FF: L’infanzia è sovente una vita a responsabilità limitata, quando il bambino forza i vincoli parentali e finalmente è solo con i propri simili, entra nel mondo adulto con tutte le proprie paure e i propri limiti. In questo passaggio epocale si perde forse gran parte dell’invenzione pura, occupati come si è a definirsi all’interno di infinite sottoculture che ti possano rappresentare.
SD: Finita l’adolescenza ci curiamo di risultare “idonei” alla vita adulta. Per farlo entriamo consapevolmente nel territorio della finzione, piccola o grande che sia. Inizia il periodo della sopportazione, della mediazione, delle azioni calcolate. Sentiamo la voglia di controllare gli eventi per essere sempre preparati. Potenzialmente liberi di esprimerci ci auto-censuriamo.

Come sono stati scelti gli autori per il volume? Avete cercato qualcuno che avesse già nelle sue esperienze fumettistiche il giusto mood per l’operazione, o avete cercato anche di coinvolgere stili apparentemente lontani dal tema?
FF: La scelta di stili tanto diversi tra loro ci è sembrata funzionale alla ricchezza immaginifica del mondo interiore dei bambini. Fascia protetta ha avuto una gestazione singolare; è semplicemente la sintesi di tante chiacchiere (post cena) di un gruppo di persone che frequentandosi e conoscendosi si sono confrontati con i loro ricordi infantili. L’ultimo passo è stato disegnare e rifilare il linguaggio delle storie.
GT: Le persone che hanno partecipato si conoscono più meno tutte personalmente, alcuni sono amici che hanno condiviso moltissime esperienze, altri hanno rafforzato rapporti proprio facendo il volume. Non c’é stata un selezione a monte, ma una naturale affinità, intesa non dal punto di vista stilistico, quanto piuttosto dalla condivisione di un’etica del raccontare.
AF: In un bar mi è stato chiesto: vuoi fare una storia sull’infanzia? Io ho risposto: come no, non la faccio?

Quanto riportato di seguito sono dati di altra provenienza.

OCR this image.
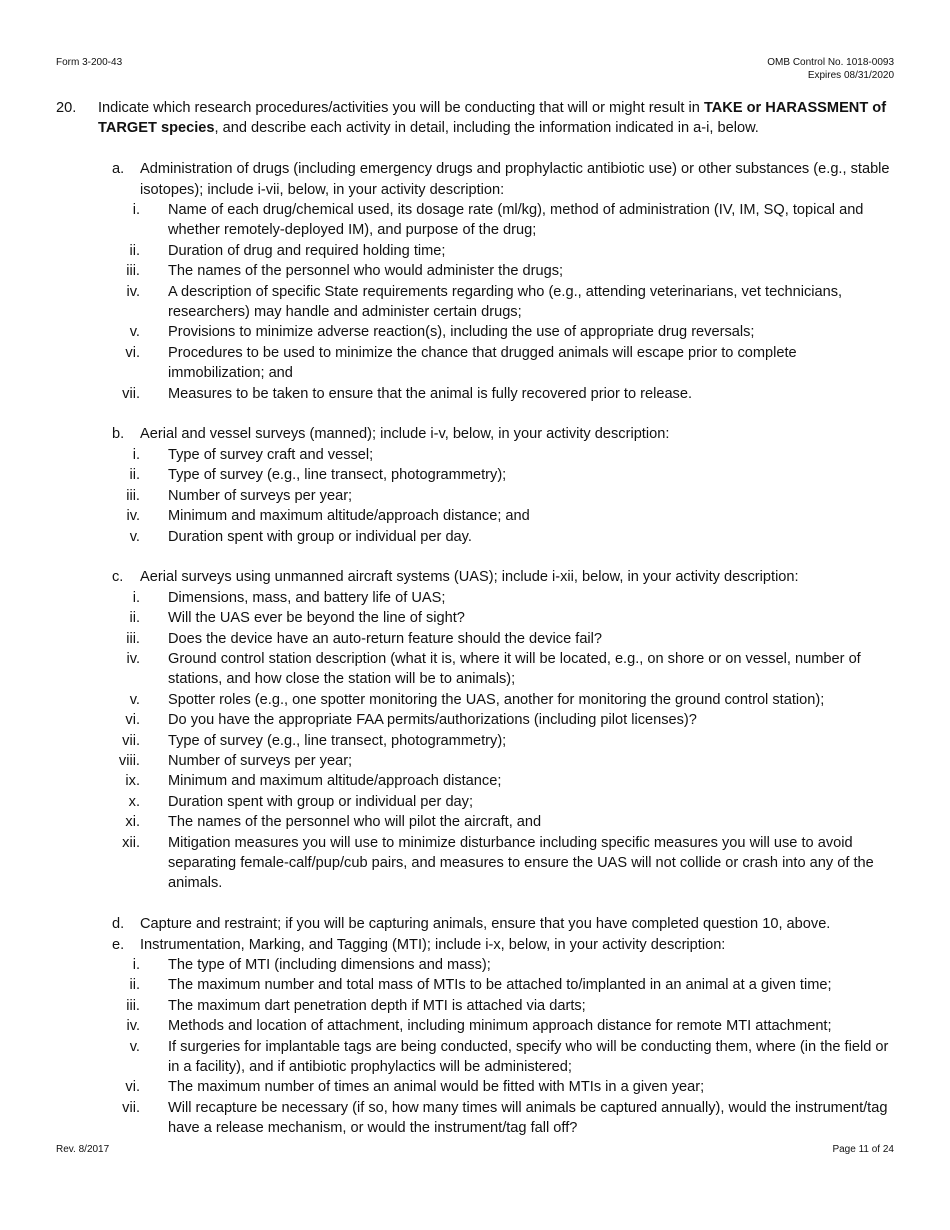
Form 3-200-43	OMB Control No. 1018-0093
Expires 08/31/2020
20. Indicate which research procedures/activities you will be conducting that will or might result in TAKE or HARASSMENT of TARGET species, and describe each activity in detail, including the information indicated in a-i, below.
a. Administration of drugs (including emergency drugs and prophylactic antibiotic use) or other substances (e.g., stable isotopes); include i-vii, below, in your activity description:
i. Name of each drug/chemical used, its dosage rate (ml/kg), method of administration (IV, IM, SQ, topical and whether remotely-deployed IM), and purpose of the drug;
ii. Duration of drug and required holding time;
iii. The names of the personnel who would administer the drugs;
iv. A description of specific State requirements regarding who (e.g., attending veterinarians, vet technicians, researchers) may handle and administer certain drugs;
v. Provisions to minimize adverse reaction(s), including the use of appropriate drug reversals;
vi. Procedures to be used to minimize the chance that drugged animals will escape prior to complete immobilization; and
vii. Measures to be taken to ensure that the animal is fully recovered prior to release.
b. Aerial and vessel surveys (manned); include i-v, below, in your activity description:
i. Type of survey craft and vessel;
ii. Type of survey (e.g., line transect, photogrammetry);
iii. Number of surveys per year;
iv. Minimum and maximum altitude/approach distance; and
v. Duration spent with group or individual per day.
c. Aerial surveys using unmanned aircraft systems (UAS); include i-xii, below, in your activity description:
i. Dimensions, mass, and battery life of UAS;
ii. Will the UAS ever be beyond the line of sight?
iii. Does the device have an auto-return feature should the device fail?
iv. Ground control station description (what it is, where it will be located, e.g., on shore or on vessel, number of stations, and how close the station will be to animals);
v. Spotter roles (e.g., one spotter monitoring the UAS, another for monitoring the ground control station);
vi. Do you have the appropriate FAA permits/authorizations (including pilot licenses)?
vii. Type of survey (e.g., line transect, photogrammetry);
viii. Number of surveys per year;
ix. Minimum and maximum altitude/approach distance;
x. Duration spent with group or individual per day;
xi. The names of the personnel who will pilot the aircraft, and
xii. Mitigation measures you will use to minimize disturbance including specific measures you will use to avoid separating female-calf/pup/cub pairs, and measures to ensure the UAS will not collide or crash into any of the animals.
d. Capture and restraint; if you will be capturing animals, ensure that you have completed question 10, above.
e. Instrumentation, Marking, and Tagging (MTI); include i-x, below, in your activity description:
i. The type of MTI (including dimensions and mass);
ii. The maximum number and total mass of MTIs to be attached to/implanted in an animal at a given time;
iii. The maximum dart penetration depth if MTI is attached via darts;
iv. Methods and location of attachment, including minimum approach distance for remote MTI attachment;
v. If surgeries for implantable tags are being conducted, specify who will be conducting them, where (in the field or in a facility), and if antibiotic prophylactics will be administered;
vi. The maximum number of times an animal would be fitted with MTIs in a given year;
vii. Will recapture be necessary (if so, how many times will animals be captured annually), would the instrument/tag have a release mechanism, or would the instrument/tag fall off?
Rev. 8/2017	Page 11 of 24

Ho sottolineato la varietà di stili: si va dal fantastico puro di Trinchero e Rossi, alle storie che scivolano nell’onirico di Brunilde Galeotti, dagli animali antropomorfi di Daveti/Deplano/Fabris, all’iperrealismo sporco di Farinon/Palloni/Marzano. Una coesistenza sulla carta non facile, che pero’ funziona molto bene. Quanta supervisione c’é stata sulle singole storie? Quanto lavoro di editor per ognuna?
FF: L’editing è stato leggero, incredibilmente ogni autore, senza grandi sollecitazioni, ha narrato un tassello “diverso” dell’infanzia con modalità espressive ,”evidentemente sentite”, al di là del proprio stile professionale (alcuni autori lavorano per la Francia, altri per la pubblicità etc..).
AF: Personalmente, fino a quando non ho visto tutte le storie insieme avevo dei dubbi sulla riuscita… Poi, quando le ho lette insieme, raccolte in un unico volume, mi son reso conto che funzionavano perfettamente. Pur correndo un grosso rischio, siamo stati tutti liberi di esprimerci senza nessun tipo di paletto, raggiungendo a mio avviso un ottima alchimia.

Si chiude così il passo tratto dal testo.